The new China Mission Center “will further strengthen our collective work on the most important geopolitical threat we face in the 21st century, an increasingly adversarial Chinese government,” CIA Director William Burns said in a statement, echoing what the veteran diplomat had said during his Senate confirmation hearings would be among his main priorities at the helm of the agency.
Other adjustments included a new Transnational and Technology Mission Center and a chief technology officer position. This second mission center will focus on issues “critical to US global competitiveness,” a senior CIA official said, including global health, economic security, climate change and technology.
The CIA’s mission centers integrate key functions of operations and analysis, says former CIA China analyst Rodney Faraon, pointing to other key mission centers like counterterrorism and counterintelligence.
“The idea is that the closer they work together, with more communication and collaboration, the better the outcomes for collection and intelligence production. Better targeting of assets, better insight into human sourcing,” says Faraon, who also served on the presidential daily briefing team.

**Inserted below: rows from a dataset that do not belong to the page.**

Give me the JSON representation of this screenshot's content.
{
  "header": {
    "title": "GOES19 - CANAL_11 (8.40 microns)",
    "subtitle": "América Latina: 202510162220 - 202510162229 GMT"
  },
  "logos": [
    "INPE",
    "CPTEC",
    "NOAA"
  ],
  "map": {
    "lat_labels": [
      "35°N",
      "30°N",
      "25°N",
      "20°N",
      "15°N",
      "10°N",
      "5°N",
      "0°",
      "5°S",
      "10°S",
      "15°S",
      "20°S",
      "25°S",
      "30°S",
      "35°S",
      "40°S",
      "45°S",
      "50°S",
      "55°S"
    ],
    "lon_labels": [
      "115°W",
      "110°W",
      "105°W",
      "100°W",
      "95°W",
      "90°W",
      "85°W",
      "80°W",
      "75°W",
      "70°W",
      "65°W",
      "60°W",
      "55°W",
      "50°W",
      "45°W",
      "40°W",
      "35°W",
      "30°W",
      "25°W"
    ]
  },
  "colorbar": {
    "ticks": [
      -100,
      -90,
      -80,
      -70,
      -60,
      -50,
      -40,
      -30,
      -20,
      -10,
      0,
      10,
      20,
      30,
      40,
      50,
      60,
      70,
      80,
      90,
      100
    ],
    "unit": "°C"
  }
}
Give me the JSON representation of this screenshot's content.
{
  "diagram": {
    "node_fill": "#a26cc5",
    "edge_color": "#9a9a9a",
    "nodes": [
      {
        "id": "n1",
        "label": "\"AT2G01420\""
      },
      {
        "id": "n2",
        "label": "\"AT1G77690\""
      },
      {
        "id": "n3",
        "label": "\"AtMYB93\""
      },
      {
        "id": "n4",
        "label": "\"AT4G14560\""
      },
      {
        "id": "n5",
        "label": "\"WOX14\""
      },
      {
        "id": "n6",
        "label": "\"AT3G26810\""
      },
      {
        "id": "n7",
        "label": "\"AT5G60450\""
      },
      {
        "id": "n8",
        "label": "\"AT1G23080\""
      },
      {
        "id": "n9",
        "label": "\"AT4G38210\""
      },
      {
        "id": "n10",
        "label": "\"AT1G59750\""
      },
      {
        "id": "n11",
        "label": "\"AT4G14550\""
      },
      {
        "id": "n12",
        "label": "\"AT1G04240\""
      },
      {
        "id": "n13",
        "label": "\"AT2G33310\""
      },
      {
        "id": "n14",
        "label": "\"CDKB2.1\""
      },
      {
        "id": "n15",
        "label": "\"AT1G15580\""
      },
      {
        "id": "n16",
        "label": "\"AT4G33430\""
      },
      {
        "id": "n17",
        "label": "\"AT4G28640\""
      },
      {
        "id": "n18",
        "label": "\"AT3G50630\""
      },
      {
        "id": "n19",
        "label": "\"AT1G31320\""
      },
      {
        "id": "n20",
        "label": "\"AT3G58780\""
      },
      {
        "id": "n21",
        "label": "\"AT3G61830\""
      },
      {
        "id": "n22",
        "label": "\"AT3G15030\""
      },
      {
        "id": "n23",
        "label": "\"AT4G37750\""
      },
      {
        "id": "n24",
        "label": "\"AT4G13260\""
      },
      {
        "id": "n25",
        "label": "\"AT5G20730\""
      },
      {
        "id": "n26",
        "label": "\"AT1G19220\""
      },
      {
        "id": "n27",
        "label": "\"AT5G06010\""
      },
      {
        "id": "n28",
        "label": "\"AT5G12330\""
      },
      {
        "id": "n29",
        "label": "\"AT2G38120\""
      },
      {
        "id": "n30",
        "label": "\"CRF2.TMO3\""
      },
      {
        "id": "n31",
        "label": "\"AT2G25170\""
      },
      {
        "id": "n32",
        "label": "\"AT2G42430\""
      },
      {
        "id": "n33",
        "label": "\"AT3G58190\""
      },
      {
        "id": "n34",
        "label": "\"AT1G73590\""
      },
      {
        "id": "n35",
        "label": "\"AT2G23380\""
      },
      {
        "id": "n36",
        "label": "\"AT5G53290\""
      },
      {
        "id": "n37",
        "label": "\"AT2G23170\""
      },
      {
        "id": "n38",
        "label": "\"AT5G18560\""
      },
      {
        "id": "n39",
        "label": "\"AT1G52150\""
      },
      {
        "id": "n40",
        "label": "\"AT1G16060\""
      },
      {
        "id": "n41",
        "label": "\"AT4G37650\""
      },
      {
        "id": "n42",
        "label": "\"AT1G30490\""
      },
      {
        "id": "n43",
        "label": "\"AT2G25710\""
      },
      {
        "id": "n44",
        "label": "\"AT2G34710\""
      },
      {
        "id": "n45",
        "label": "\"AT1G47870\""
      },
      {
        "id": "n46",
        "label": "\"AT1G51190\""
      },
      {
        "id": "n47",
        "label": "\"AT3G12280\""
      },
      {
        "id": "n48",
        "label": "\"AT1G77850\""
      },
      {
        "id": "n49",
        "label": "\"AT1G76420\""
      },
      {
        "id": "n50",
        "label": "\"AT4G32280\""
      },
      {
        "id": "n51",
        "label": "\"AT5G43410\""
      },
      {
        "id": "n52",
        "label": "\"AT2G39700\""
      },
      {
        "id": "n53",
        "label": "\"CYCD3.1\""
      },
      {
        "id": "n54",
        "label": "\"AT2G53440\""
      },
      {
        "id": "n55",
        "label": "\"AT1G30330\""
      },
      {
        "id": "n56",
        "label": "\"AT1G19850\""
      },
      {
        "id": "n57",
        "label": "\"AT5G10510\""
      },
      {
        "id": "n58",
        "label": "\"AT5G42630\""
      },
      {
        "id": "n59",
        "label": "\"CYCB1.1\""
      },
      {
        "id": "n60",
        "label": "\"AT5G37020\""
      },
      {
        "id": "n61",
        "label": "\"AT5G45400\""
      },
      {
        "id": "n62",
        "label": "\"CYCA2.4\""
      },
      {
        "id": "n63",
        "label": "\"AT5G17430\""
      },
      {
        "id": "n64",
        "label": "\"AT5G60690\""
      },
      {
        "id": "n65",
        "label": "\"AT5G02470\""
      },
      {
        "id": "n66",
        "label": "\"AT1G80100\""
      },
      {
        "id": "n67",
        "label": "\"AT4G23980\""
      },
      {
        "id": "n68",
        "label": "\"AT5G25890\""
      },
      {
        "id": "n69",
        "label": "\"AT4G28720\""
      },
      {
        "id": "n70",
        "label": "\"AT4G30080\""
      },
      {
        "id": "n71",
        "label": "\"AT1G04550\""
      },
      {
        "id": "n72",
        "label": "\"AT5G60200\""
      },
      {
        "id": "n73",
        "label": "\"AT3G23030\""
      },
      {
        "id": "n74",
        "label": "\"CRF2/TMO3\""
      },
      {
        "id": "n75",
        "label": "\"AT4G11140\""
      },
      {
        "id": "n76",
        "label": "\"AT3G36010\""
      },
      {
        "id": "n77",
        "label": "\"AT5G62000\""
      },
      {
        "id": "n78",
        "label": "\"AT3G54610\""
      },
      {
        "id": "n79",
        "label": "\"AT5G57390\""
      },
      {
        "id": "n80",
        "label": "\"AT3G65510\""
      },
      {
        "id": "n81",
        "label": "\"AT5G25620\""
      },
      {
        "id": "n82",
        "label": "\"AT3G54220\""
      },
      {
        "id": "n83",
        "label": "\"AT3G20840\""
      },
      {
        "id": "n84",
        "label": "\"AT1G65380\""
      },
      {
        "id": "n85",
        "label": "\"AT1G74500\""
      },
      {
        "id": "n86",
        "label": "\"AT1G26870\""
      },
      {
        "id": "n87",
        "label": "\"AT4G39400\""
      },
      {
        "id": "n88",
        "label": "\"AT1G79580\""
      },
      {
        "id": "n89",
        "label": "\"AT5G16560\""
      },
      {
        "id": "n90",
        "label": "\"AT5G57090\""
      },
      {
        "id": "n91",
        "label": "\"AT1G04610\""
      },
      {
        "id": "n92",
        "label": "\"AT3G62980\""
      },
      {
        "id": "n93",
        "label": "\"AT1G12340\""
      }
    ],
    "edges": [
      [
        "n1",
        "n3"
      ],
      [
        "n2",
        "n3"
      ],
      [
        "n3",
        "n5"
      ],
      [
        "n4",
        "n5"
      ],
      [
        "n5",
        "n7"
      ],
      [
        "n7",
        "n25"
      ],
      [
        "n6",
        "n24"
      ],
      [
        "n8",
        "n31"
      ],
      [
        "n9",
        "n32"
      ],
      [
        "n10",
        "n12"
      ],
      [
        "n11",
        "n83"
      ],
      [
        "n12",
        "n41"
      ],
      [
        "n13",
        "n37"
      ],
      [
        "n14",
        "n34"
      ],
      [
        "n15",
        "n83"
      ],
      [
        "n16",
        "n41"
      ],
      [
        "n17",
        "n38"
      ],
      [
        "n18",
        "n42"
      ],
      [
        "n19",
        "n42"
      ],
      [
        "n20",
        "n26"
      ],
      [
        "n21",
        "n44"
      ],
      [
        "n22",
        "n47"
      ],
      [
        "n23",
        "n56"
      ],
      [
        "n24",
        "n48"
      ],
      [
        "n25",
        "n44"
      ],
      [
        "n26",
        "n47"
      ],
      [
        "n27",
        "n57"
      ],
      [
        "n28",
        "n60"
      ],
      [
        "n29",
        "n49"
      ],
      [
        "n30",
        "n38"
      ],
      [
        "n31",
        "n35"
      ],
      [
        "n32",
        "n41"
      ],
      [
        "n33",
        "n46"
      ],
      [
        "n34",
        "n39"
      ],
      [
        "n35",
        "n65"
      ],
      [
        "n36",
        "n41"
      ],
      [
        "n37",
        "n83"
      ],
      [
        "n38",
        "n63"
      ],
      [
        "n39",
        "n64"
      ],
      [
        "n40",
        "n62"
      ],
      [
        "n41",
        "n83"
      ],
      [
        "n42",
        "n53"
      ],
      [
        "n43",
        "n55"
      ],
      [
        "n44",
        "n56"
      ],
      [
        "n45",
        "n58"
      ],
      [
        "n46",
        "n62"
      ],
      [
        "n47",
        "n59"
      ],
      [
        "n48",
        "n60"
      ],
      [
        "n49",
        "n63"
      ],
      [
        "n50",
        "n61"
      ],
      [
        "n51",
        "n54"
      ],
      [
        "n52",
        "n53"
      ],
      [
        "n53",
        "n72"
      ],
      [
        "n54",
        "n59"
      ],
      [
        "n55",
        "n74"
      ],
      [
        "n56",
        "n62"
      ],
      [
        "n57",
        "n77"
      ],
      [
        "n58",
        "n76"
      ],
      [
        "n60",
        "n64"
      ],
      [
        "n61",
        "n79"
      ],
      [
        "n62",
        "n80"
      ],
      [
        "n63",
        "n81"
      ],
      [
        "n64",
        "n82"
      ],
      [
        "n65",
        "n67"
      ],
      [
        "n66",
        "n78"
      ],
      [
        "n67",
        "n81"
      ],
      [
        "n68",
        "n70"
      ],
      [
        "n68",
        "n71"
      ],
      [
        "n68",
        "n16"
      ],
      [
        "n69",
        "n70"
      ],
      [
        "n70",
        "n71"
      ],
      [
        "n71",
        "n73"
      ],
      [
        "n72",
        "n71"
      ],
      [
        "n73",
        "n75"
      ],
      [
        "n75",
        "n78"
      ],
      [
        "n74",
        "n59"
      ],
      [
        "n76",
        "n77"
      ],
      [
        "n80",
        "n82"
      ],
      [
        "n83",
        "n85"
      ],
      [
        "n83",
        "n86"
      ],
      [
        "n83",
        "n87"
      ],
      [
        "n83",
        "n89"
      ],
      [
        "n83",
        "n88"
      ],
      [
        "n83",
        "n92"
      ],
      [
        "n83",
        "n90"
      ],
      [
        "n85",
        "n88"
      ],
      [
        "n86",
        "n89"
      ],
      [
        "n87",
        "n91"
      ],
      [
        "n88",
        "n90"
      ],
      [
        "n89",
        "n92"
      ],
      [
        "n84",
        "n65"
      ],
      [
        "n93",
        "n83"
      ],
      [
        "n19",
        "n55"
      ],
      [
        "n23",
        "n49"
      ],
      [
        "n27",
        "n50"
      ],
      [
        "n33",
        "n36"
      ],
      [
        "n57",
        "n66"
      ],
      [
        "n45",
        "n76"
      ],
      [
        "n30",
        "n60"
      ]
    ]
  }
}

The two mission centers naturally overlap, since “the main area of competition with China is technology,” the official added. “It’s about innovation and making sure we’re staying apace with the revolution in technology.”
At the same time, two other traditionally high-priority areas will no longer be standalone but rather part of their regions: The Iran and Korea mission centers will be folded into the Near East Mission Center and the East Asia and Pacific center, respectively. The Korea Mission Center had been created in 2017 to respond to the nuclear and missile threats from North Korea.
“That really reflects the regional nature of those issues in a lot of ways,” the senior CIA official said, while “China is really global.”
The official declined to say who would lead the two new mission centers. The CIA statement said Deputy Director David Cohen would oversee implementation.
“Folding in the other missions into bigger centers is probably a function of resourcing and bureaucratic convenience. It doesn’t mean that the issues are less important,” said Faraon. “But elevating China and [Technology] does indicate increased importance. It also better aligns CIA functions with counterparts at [the Departments of] State and Defense.”
Burns’ statement Thursday also reiterated the CIA’s need to diversify its ranks, an effort undertaken by leadership in both the Trump and Biden administrations (though earlier this year Trump’s first CIA director, Mike Pompeo, criticized a recent post featuring a Latina officer, saying: “We can’t afford to risk our national security to appease some liberal, woke agenda.”).
Part of that effort is accelerating the period from applying to join to being cleared to start. It has been known to take years, and the goal is to reduce that to less than a year on average, the senior official said.
The current process is “way too long,” Cohen said at a conference last month.
“One of the things that we’re doing as part of this initiative is shrinking that timeline and using technology as a way to identify people who are not going to make it through the process and get them out quickly, so we can focus our resources on the ones who we think have a chance to make it,” he continued.